Depuis ‘The Grand Budapest Hotel’, vous avez de plus en plus souvent recours à ce genre de longs monologues. Dans quelle mesure s’agit-il d’un choix délibéré?

«Je ne suis pas le public, je ne le remarque donc pas toujours. Mais vous avez raison. C’est en partie le hasard, je crois. Finalement, mon but est toujours le même: donner au spectateur le plus d’informations possible de la manière la plus claire possible. J’essaie souvent aussi de la faire en une seule image. C’est de là que vient aussi mon style caractéristique. Mais je peux déjà révéler que nous travaillons sur un film d’animation qui ne contient presque pas de dialogues. Les mots ne sont donc certainement pas sacrés pour moi.»

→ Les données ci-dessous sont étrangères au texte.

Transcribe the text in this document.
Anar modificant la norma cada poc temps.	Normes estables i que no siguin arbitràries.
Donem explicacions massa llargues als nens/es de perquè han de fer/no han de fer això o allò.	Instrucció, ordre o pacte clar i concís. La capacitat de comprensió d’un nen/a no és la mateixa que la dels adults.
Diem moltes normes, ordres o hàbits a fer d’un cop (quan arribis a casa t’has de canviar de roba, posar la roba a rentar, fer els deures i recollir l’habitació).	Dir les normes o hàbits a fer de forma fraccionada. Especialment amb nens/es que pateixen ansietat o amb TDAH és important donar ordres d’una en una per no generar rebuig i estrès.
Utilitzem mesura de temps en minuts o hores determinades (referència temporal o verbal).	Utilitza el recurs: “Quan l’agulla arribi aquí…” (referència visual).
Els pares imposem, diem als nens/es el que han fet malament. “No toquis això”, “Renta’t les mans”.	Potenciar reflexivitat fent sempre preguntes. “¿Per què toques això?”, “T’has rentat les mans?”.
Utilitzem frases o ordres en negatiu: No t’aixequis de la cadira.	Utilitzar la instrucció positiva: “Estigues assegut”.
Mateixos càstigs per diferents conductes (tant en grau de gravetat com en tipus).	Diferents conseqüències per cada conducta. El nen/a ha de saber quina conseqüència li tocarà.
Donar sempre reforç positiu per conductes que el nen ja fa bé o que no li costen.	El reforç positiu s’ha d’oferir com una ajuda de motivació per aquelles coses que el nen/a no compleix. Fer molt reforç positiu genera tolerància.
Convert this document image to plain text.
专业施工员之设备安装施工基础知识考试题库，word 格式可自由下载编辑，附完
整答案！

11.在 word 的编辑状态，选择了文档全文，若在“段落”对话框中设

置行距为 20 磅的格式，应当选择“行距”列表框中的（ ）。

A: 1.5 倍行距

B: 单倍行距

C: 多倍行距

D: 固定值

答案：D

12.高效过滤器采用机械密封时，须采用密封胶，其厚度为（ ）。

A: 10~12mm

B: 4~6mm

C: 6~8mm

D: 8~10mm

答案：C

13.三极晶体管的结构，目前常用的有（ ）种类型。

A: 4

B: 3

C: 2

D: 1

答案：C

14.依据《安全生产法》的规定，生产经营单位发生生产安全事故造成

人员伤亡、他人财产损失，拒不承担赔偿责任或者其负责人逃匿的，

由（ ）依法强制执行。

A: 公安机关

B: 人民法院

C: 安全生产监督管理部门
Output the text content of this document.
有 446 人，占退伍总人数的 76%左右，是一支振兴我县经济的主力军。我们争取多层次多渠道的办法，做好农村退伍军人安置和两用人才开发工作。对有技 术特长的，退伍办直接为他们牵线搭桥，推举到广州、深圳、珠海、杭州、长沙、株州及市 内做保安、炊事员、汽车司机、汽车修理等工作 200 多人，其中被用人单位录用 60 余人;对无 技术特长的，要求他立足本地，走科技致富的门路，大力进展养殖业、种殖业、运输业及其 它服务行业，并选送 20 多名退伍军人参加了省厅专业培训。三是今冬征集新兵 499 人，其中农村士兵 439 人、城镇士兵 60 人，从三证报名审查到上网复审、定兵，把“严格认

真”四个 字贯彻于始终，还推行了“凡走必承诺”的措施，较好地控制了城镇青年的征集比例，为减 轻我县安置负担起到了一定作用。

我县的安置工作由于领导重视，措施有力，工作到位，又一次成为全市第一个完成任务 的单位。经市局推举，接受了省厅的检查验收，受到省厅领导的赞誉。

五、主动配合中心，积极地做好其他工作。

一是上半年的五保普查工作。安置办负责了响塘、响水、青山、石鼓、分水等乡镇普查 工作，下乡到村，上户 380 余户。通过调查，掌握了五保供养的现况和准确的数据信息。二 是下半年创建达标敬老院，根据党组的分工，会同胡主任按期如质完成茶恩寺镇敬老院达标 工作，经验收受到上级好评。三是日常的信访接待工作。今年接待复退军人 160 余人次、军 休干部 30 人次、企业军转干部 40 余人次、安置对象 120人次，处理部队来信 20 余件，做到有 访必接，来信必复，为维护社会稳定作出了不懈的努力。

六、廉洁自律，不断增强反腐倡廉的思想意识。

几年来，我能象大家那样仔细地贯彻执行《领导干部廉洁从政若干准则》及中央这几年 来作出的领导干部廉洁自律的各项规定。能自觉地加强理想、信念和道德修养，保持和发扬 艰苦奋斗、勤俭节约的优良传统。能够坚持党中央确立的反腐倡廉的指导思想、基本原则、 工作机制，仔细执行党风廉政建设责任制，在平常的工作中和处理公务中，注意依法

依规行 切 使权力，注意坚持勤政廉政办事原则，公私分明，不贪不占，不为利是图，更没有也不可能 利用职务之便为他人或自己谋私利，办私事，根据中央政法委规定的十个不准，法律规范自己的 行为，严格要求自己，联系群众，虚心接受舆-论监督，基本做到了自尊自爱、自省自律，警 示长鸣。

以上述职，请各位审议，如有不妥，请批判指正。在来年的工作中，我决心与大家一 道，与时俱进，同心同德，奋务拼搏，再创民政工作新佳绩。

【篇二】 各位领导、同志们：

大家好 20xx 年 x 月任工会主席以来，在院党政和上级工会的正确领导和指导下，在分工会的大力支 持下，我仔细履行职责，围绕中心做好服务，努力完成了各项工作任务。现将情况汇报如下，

‘La Merveilleuse Histoire de Henry Sugar’, ‘Le Cygne’, ‘Le Chien de Claude’ et ‘Venin’ sont disponibles sur Netflix.

REVIEW

Wes Anderson avait quelque chose à se faire pardonner après ‘Asteroid City’, le long métrage fatigant qu’il avait présenté au Festival de Cannes. Je ne sais pas s’il partage cet avis, mais ce qui est sûr, c’est qu’il n’a pas attendu longtemps. À peine cinq mois plus tard, on le retrouve déjà à Venise avec le projet suivant, et nous sommes heureux d’annoncer qu’avec ‘La Merveilleuse Histoire de Henry Sugar’, il a retrouvé toute sa forme. Il garde, comme d’habitude, son style pince-sans-rire, mais la grande différence, c’est que le comique est au rendez-vous. Le film de 40 minutes se présente comme des poupées russes: le romancier Roald Dahl raconte comment il a écrit l’histoire d’un homme qui trouve un rapport médical sur un homme au don surnaturel. Un casting formidable (Ralph Fiennes, Benedict Cumberbatch, Dev Patel, etc.), des clins d’œil subtils et un rythme soutenu, que vouloir de plus. D’ailleurs, si vous en voulez plus, sachez qu’Anderson a adapté trois autres histoires de Roald Dahl – ‘Le Cyne’, ‘Le Chien de Claude’ et ‘Venin’ – à voir aussi sur Netflix.